Another thing I'd like to see for d20 (D&D or Modern) are one-shot, short campaigns of 1-3 sessions based on the cliches of summer blockbuster movies with great pre-gen PCs and memorable villains. I want to play the buddy cop movie (Lethal Weapon, Rush Hour), the horror survival movie (Alien, Predator, The Thing), the treasure hunting movie (Indiana Jones, The Mummy), and the heist/mob movie (Ocean's 11, Get Shorty, Kelly's Heroes, Snatch). Include in these adventures new, semi-unbalancing rules specific to the characters to make them really stand out (like Matrix bullet-time). Give the PCs specific skills, feats and abilities that will come up in play later (like when Riggs dislocates his shoulder to escape the bad guys in Lethal Weapon).
 

Chaldfont said:
Another thing I'd like to see for d20 (D&D or Modern) are one-shot, short campaigns of 1-3 sessions based on the cliches of summer blockbuster movies with great pre-gen PCs and memorable villains. I want to play the buddy cop movie (Lethal Weapon, Rush Hour), the horror survival movie (Alien, Predator, The Thing), the treasure hunting movie (Indiana Jones, The Mummy), and the heist/mob movie (Ocean's 11, Get Shorty, Kelly's Heroes, Snatch). Include in these adventures new, semi-unbalancing rules specific to the characters to make them really stand out (like Matrix bullet-time). Give the PCs specific skills, feats and abilities that will come up in play later (like when Riggs dislocates his shoulder to escape the bad guys in Lethal Weapon).

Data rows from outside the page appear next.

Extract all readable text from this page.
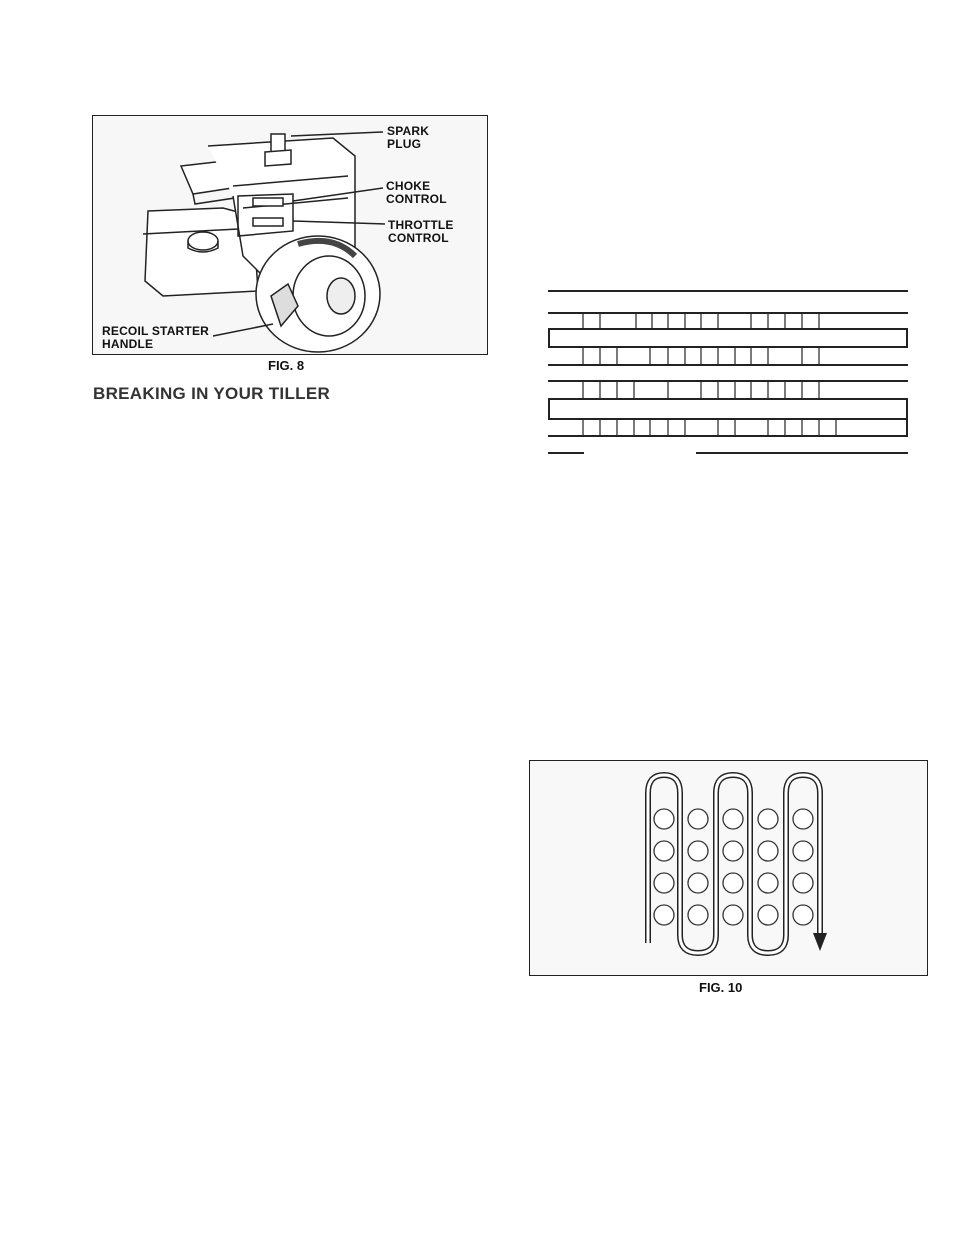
SPARK
PLUG
CHOKE
CONTROL
THROTTLE
CONTROL
RECOIL STARTER
HANDLE
FIG. 8
BREAKING IN YOUR TILLER
FIG. 10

Hehehe... While I greatly dislike the whole selling a 1-2 page article pamphlet on RPGNow for a dollar, I can see some market for a "loosely-based movie games without a license", but I doubt it will ever work - these days the ligitation-happy corporations are very likely to crush such small business for even attempting to cash indirectionally on their products's reputation.
 

RaynerApe said:
The idea is not to make a roleplaying game based on a collectable model - ie, buy a booster with 15 random pages of a book :)

That much I understand. While it is an interesting product idea, it is pretty much a small subset of an existing market. I don't think something like that would take off (and maybe I'm wrong), but that would make the production of such a product not a lucrative venture from a publisher standpoint. Heck, I'd check it out if someone would do it.

As to what I would like to see for new products, I really like Unearthed Arcana and would love to see more books with useful toolkits of rules.
 

JVisgaitis said:
As to what I would like to see for new products, I really like Unearthed Arcana and would love to see more books with useful toolkits of rules.

Have you checked out the Advanced Player's Manual from Green Ronin or the Advanced Player's Guide from SS&S?